Friday, November 8, 2013

Multiplication Made Easy (A Computation Strategy)

Can a third grader multiply 74 x 85? If I hadn't seen it with my own eyes, I would say no. But the truth is, kids that have their multiplication facts memorized can multiply two, 2-digit numbers with relative ease.

Here's how.

This is where that place value practice really comes in handy. By breaking the numbers down into their tens and ones and multiplying a series of simpler problems that are then added together to get the answer, what seems nearly impossible is … well … possible.

The computation strategy cards I designed are color coded to help children know where to write each of the numbers and what to multiply and add. Download them free here.

I gave my son an example and he was off and running. I laminated several of the blank cards and added problems at the top in dry-erase marker.

I started with relatively low numbers (e.g. 11 x 20) but after a few of the problems were complete, my son's math ego grew significantly and he was egging me on to make the problems harder.

He checked the answers with a calculator.

To keep track of his success, we used a football scorecard. To make your own, simple print, cut the track out (with a craft knife), along with the football and square. Punch a hole in the latter two, thread a brad through the football, in the track, and attach the square, separating the prongs on the brad to secure it.

As a child answers a problem successfully, the ball is moved from one line to the next.

When my son needed to organize the numbers vertically to add them, he flipped over the laminated scorecard to use as "scratch paper."

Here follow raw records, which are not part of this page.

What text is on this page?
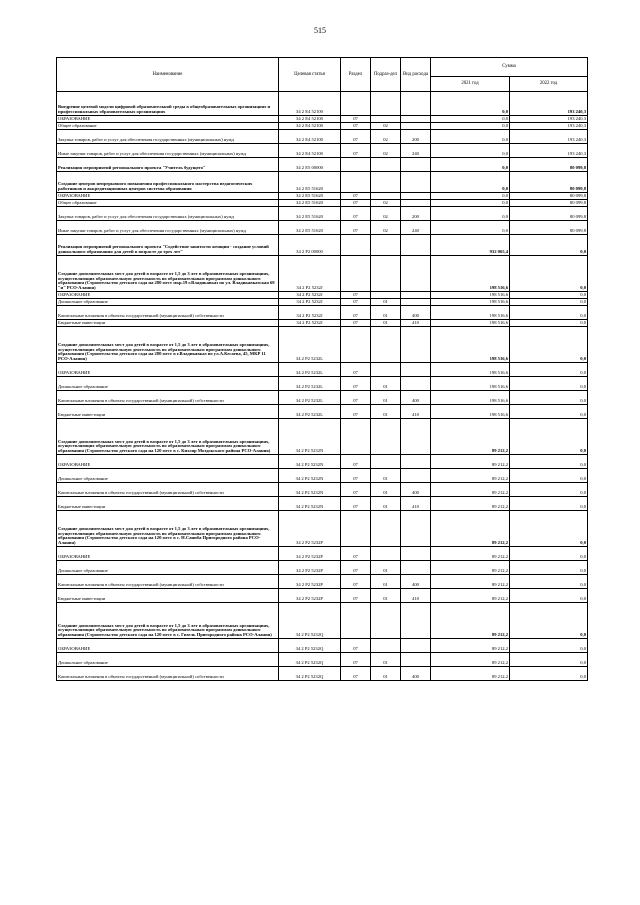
515
Наименование	Целевая статья	Раздел	Подраз-дел	Вид расхода	Сумма	
					2021 год	2022 год
Внедрение целевой модели цифровой образовательной среды в общеобразовательных организациях и профессиональных образовательных организациях	34 2 E4 52100				0,0	193 240,3
ОБРАЗОВАНИЕ	34 2 E4 52100	07			0,0	193 240,3
Общее образование	34 2 E4 52100	07	02		0,0	193 240,3
Закупка товаров, работ и услуг для обеспечения государственных (муниципальных) нужд	34 2 E4 52100	07	02	200	0,0	193 240,3
Иные закупки товаров, работ и услуг для обеспечения государственных (муниципальных) нужд	34 2 E4 52100	07	02	240	0,0	193 240,3
Реализация мероприятий регионального проекта "Учитель будущего"	34 2 E5 00000				0,0	80 099,8
Создание центров непрерывного повышения профессионального мастерства педагогических работников и аккредитационных центров системы образования	34 2 E5 51620				0,0	80 099,8
ОБРАЗОВАНИЕ	34 2 E5 51620	07			0,0	80 099,8
Общее образование	34 2 E5 51620	07	02		0,0	80 099,8
Закупка товаров, работ и услуг для обеспечения государственных (муниципальных) нужд	34 2 E5 51620	07	02	200	0,0	80 099,8
Иные закупки товаров, работ и услуг для обеспечения государственных (муниципальных) нужд	34 2 E5 51620	07	02	240	0,0	80 099,8
Реализация мероприятий регионального проекта "Содействие занятости женщин - создание условий дошкольного образования для детей в возрасте до трех лет"	34 2 P2 00000				932 065,4	0,0
Создание дополнительных мест для детей в возрасте от 1,5 до 3 лет в образовательных организациях, осуществляющих образовательную деятельность по образовательным программам дошкольного образования (Строительство детского сада на 280 мест мкр.19 г.Владикавказ по ул. Владикавказская 69 "и" РСО-Алания)	34 2 P2 5232J				198 516,6	0,0
ОБРАЗОВАНИЕ	34 2 P2 5232J	07			198 516,6	0,0
Дошкольное образование	34 2 P2 5232J	07	01		198 516,6	0,0
Капитальные вложения в объекты государственной (муниципальной) собственности	34 2 P2 5232J	07	01	400	198 516,6	0,0
Бюджетные инвестиции	34 2 P2 5232J	07	01	410	198 516,6	0,0
Создание дополнительных мест для детей в возрасте от 1,5 до 3 лет в образовательных организациях, осуществляющих образовательную деятельность по образовательным программам дошкольного образования (Строительство детского сада на 280 мест в г.Владикавказ по ул.А.Кесаева, 45, МКР 11 РСО-Алания)	34 2 P2 5232L				198 516,6	0,0
ОБРАЗОВАНИЕ	34 2 P2 5232L	07			198 516,6	0,0
Дошкольное образование	34 2 P2 5232L	07	01		198 516,6	0,0
Капитальные вложения в объекты государственной (муниципальной) собственности	34 2 P2 5232L	07	01	400	198 516,6	0,0
Бюджетные инвестиции	34 2 P2 5232L	07	01	410	198 516,6	0,0
Создание дополнительных мест для детей в возрасте от 1,5 до 3 лет в образовательных организациях, осуществляющих образовательную деятельность по образовательным программам дошкольного образования (Строительство детского сада на 120 мест в с. Кизляр Моздокского района РСО-Алания)	34 2 P2 5232N				89 212,2	0,0
ОБРАЗОВАНИЕ	34 2 P2 5232N	07			89 212,2	0,0
Дошкольное образование	34 2 P2 5232N	07	01		89 212,2	0,0
Капитальные вложения в объекты государственной (муниципальной) собственности	34 2 P2 5232N	07	01	400	89 212,2	0,0
Бюджетные инвестиции	34 2 P2 5232N	07	01	410	89 212,2	0,0
Создание дополнительных мест для детей в возрасте от 1,5 до 3 лет в образовательных организациях, осуществляющих образовательную деятельность по образовательным программам дошкольного образования (Строительство детского сада на 120 мест в с. Н.Саниба Пригородного района РСО-Алания)	34 2 P2 5232P				89 212,2	0,0
ОБРАЗОВАНИЕ	34 2 P2 5232P	07			89 212,2	0,0
Дошкольное образование	34 2 P2 5232P	07	01		89 212,2	0,0
Капитальные вложения в объекты государственной (муниципальной) собственности	34 2 P2 5232P	07	01	400	89 212,2	0,0
Бюджетные инвестиции	34 2 P2 5232P	07	01	410	89 212,2	0,0
Создание дополнительных мест для детей в возрасте от 1,5 до 3 лет в образовательных организациях, осуществляющих образовательную деятельность по образовательным программам дошкольного образования (Строительство детского сада на 120 мест в с. Гизель Пригородного района РСО-Алания)	34 2 P2 5232Q				89 212,2	0,0
ОБРАЗОВАНИЕ	34 2 P2 5232Q	07			89 212,2	0,0
Дошкольное образование	34 2 P2 5232Q	07	01		89 212,2	0,0
Капитальные вложения в объекты государственной (муниципальной) собственности	34 2 P2 5232Q	07	01	400	89 212,2	0,0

After my son practices with these cards more, I'll ask him to draw the steps to a problem himself so he isn't relying on the color coding to find the solution.


  1. Wow.. this is the very easy method to do multiplication. I also enjoyed this method. Thank you.

  2. Love the strategy cards. Hope you hop over to Math Monday and post it in a few weeks during the Multiplication hop!

  3. Love it. I have to try it with my second grader who enjoys math.

  4. Wowza! My kids aren't ready for this, but I'll save it for the day when they're ready to impress their dad :) Love how it shows how to break down numbers. Great number sense activity too!